Wieso ich das glaube?

Also, ich lese seit langem die Achse des Guten. Mir fielen immer wieder Stücke auf, deren Autoren, fachlich höchst versiert, moderne Märchen dekonstruierten, welche in der verwunschenen Welt von Ökopriestern, Ernährungsaposteln, Dritte-Welt-Beglückern und Apokalyptikern aller Couleurs zirkulieren. War schwer beeindruckt von der argumentativen Kraft mancher Abrissbirnen. 
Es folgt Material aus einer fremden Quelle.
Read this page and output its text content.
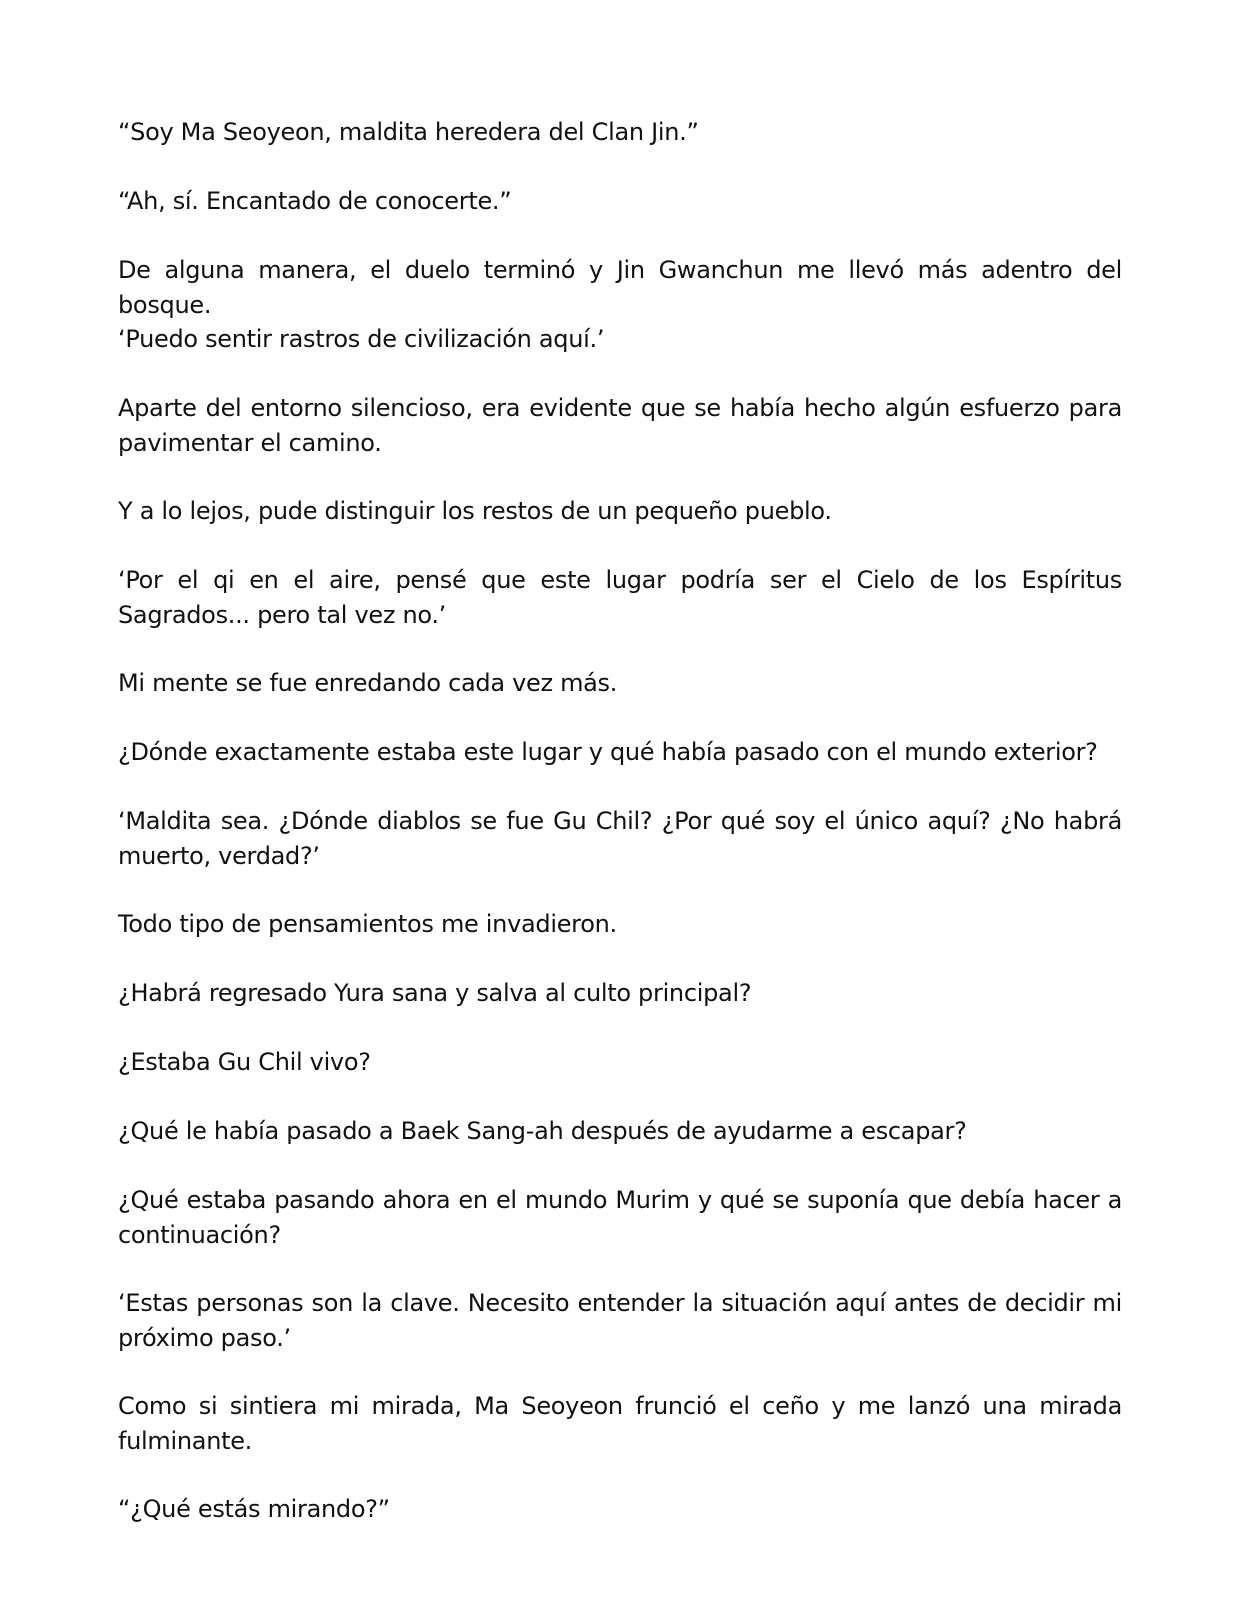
“Soy Ma Seoyeon, maldita heredera del Clan Jin.”

“Ah, sí. Encantado de conocerte.”

De alguna manera, el duelo terminó y Jin Gwanchun me llevó más adentro del bosque.

‘Puedo sentir rastros de civilización aquí.’

Aparte del entorno silencioso, era evidente que se había hecho algún esfuerzo para pavimentar el camino.

Y a lo lejos, pude distinguir los restos de un pequeño pueblo.

‘Por el qi en el aire, pensé que este lugar podría ser el Cielo de los Espíritus Sagrados... pero tal vez no.’

Mi mente se fue enredando cada vez más.

¿Dónde exactamente estaba este lugar y qué había pasado con el mundo exterior?

‘Maldita sea. ¿Dónde diablos se fue Gu Chil? ¿Por qué soy el único aquí? ¿No habrá muerto, verdad?’

Todo tipo de pensamientos me invadieron.

¿Habrá regresado Yura sana y salva al culto principal?

¿Estaba Gu Chil vivo?

¿Qué le había pasado a Baek Sang-ah después de ayudarme a escapar?

¿Qué estaba pasando ahora en el mundo Murim y qué se suponía que debía hacer a continuación?

‘Estas personas son la clave. Necesito entender la situación aquí antes de decidir mi próximo paso.’

Como si sintiera mi mirada, Ma Seoyeon frunció el ceño y me lanzó una mirada fulminante.

“¿Qué estás mirando?”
Doch auch ein bisschen irritiert, wenn ich am Ende des Artikels las, der und der Autor sei von dann und dann in der und der Behörde als hochrangiger Experte tätig gewesen. Gewesen. Stellen luzide Einsichten und Durchblicke sich immer erst mit Erreichen des Pensionsalters ein? Fest steht, dass deren Publizierung meistens postprofessionell erfolgt. Nebenbei, auch ein Thilo Sarrazin lief erst voll zu seiner aparten Form von Sozialkritik auf, als er nicht mehr in der Politik mitmischte.

Von jenseits der Anstaltsmauern

Mit konservativer Kultur- und Gesellschaftskritik verhält es sich ähnlich. Nehmen wir Wolfgang Herles , der laut Wikipedia als „CSU-naher, katholisch-konservativer Journalist“ gilt und ab den 1980ern in beiden Systemen des Staatsfunks nicht ganz unwichtige Posten besetzte. Als der kluge Fernsehschaffende 2015 in Rente ging, brachte er zeitnah sein Buch „Die Gefallsüchtigen“ auf den Markt. Darin stand wenig, was nicht schon anderswo über das öffentlich-rechtliche Fernsehen mit seinem halbamtlichen Verlautbarungsjournalismus, dem Talkshow-Klamauk und den Unterhaltungsseichtgebieten publiziert worden war.

Allein dass die Kritik von einem Insider kam, verschaffte ihr kurzzeitig Aufmerksamkeit. Ein Rezensent bemerkte aber, es wäre besser gewesen, Herles hätte sie vorgetragen, „als er noch redaktionelle Verantwortung trug.“ Das Buch komme zu spät, „um jene Wirkung zu entfalten, die man ihm wünscht“. Tatsächlich kratzte es Herles’ gewesene Kollegen wenig, was er ihnen von jenseits der Anstaltsmauern zurief. Das Buch generierte auch keine mir erinnerliche Debatte. Heute schreibt Herles eine Kolumne für „Tichys Einblick“.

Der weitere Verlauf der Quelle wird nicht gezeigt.